## SH13C-4138: Effects of Heat and Momentum Addition Inside and Outside the Compound Sonic Point of the Solar Wind

Monday, 15 December 2014
Gary M Webb, University of Alabama in Huntsville, CSPAR, Huntsville, AL, United States, James F McKenzie, Durban University of Technology, Deparment of Mathematics and Statistics, Durban, South Africa and Qiang Hu, University of Alabama in Huntsville, Department of Space Science and CSPAR, Huntsville, AL, United States
##### Abstract:
We consider the effect of heat and momentum addition to the solar wind for a model including the effects of Alfven waves and plasma pressure (proton plus electron pressure). The mass flux per unit area in 1D flow maximizes when the flow speed equals the compound sound speed, including the effects of the Alfven wave pressure.
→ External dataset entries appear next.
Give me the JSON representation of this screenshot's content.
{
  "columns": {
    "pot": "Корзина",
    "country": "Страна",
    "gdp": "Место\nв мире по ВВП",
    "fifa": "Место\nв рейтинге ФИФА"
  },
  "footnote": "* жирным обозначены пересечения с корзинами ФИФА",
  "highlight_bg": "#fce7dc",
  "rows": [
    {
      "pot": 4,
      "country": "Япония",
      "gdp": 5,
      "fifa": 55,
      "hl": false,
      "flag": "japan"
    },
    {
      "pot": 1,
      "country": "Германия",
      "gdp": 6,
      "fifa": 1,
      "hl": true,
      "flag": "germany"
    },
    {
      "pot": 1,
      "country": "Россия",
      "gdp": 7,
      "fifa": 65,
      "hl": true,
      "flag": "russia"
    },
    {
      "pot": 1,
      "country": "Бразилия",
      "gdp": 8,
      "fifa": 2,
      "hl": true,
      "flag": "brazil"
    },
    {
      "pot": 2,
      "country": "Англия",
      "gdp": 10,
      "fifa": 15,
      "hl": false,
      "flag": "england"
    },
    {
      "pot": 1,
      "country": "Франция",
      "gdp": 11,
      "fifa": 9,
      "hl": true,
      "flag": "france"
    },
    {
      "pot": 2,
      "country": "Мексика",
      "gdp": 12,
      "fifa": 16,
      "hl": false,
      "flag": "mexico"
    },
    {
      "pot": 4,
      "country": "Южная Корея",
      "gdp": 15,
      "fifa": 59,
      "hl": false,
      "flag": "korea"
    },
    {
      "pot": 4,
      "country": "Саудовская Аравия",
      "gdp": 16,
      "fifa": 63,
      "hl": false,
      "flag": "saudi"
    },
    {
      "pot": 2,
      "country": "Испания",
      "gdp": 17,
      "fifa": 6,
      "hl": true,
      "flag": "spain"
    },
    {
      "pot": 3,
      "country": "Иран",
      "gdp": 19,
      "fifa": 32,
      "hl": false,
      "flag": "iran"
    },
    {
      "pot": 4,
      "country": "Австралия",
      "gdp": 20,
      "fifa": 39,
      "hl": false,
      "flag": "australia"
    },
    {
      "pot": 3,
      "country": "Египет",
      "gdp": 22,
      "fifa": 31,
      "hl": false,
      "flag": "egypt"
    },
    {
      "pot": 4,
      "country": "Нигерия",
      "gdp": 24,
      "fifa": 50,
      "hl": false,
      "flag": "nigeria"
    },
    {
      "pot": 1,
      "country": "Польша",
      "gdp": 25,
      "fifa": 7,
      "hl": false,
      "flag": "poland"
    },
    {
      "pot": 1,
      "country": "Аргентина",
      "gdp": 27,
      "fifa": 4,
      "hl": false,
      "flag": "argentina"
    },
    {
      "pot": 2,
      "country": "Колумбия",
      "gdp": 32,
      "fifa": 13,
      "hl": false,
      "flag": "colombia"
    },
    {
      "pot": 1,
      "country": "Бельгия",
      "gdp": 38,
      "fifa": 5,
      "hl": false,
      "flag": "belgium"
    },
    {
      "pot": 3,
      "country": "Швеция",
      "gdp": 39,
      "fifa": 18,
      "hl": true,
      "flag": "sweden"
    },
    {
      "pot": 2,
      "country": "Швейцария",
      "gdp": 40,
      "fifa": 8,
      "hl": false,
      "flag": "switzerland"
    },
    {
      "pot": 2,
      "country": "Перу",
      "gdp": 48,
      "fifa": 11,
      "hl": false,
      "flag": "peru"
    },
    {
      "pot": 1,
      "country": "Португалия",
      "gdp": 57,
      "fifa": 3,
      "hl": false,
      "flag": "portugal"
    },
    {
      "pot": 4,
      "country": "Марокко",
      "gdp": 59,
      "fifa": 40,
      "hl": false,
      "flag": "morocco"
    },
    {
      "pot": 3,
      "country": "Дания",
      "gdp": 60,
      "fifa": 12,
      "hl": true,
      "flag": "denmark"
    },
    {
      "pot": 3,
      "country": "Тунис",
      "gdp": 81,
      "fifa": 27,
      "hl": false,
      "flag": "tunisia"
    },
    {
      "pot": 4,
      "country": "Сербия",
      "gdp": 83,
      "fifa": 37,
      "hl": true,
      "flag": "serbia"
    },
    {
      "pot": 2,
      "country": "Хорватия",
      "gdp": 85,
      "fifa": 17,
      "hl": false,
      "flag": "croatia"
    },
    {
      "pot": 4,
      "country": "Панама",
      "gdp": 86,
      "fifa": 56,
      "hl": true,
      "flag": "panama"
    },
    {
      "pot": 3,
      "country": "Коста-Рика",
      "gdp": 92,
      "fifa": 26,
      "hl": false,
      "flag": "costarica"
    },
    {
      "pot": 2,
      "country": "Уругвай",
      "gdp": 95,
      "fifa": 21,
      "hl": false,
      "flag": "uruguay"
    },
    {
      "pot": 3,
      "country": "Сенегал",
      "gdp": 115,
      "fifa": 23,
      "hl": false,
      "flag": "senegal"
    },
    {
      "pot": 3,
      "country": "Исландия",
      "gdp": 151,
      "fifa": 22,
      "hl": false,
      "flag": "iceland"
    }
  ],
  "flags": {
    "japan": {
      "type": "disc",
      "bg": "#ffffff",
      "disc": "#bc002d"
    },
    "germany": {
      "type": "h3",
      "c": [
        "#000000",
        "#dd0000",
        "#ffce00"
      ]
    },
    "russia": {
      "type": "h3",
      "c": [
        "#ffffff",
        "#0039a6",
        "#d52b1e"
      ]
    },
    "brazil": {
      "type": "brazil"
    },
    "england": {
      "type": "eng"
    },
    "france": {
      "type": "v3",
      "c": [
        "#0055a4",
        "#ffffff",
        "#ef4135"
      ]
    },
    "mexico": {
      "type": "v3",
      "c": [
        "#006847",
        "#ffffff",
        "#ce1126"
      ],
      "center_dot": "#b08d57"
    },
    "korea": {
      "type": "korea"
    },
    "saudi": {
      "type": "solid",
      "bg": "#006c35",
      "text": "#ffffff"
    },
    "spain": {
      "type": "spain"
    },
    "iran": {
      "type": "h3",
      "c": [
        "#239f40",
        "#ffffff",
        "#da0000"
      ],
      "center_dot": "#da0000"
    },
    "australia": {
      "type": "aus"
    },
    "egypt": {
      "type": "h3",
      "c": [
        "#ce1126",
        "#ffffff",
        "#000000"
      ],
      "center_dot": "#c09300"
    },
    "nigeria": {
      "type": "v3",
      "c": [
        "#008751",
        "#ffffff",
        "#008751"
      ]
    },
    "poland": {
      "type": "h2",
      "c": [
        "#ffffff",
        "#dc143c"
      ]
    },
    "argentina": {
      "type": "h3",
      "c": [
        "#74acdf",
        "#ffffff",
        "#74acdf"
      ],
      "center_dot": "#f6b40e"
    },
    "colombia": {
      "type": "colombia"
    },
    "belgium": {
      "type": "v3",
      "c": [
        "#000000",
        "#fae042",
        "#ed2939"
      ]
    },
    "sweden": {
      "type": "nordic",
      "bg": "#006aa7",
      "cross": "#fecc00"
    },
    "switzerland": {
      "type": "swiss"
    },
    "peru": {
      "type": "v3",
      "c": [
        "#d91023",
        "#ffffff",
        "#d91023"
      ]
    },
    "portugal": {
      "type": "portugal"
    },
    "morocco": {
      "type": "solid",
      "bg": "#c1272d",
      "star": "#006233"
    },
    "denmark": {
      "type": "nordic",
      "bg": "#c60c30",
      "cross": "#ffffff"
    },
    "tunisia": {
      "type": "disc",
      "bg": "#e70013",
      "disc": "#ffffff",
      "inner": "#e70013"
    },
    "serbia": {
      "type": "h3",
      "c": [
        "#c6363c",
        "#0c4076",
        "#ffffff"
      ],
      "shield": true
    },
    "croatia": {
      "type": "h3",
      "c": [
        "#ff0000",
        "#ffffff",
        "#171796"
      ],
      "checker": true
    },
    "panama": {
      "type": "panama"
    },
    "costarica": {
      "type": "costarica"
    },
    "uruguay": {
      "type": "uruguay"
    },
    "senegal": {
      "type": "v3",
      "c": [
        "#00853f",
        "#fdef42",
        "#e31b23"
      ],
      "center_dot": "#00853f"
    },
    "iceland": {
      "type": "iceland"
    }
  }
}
We discuss the analogue of the Laval nozzle for the solar wind flow, and the dependence of the effective nozzle area as a function of radial distance, and the relationship of the nozzle area to the momentum equation and the Mach number of the flow. An analysis is carried out of the effects of heat and momentum addition to the wind, using a thin slice approximation, which leads to Rankine Hugoniot relations for weak deflagrations and detonations (i.e. the combustion Hugoniot). The linearized Hugoniot is used to analyze the effects of small momentum and energy addition to the wind in the thin slice approximation. We obtain the fully nonlinear Rankine Hugoniot equation solutions. The analysis also holds in the presence of Alfven waves, in which the wave energy exchange equation yields the wave action flux conservation law when their contribution to the compound sound speed is taken into account. The effective polytropic index γ$\gamma$ and flow speed relative to the compound flow speed ahead of the slice play crucial roles in determining whether local acceleration or deceleration results. Some results are at first sight unexpected since γ$\gamma$ for Alfven waves ranges from -1/2 (in sub-Alfvenic flow) to 3/2 in super-Alfvenic flow.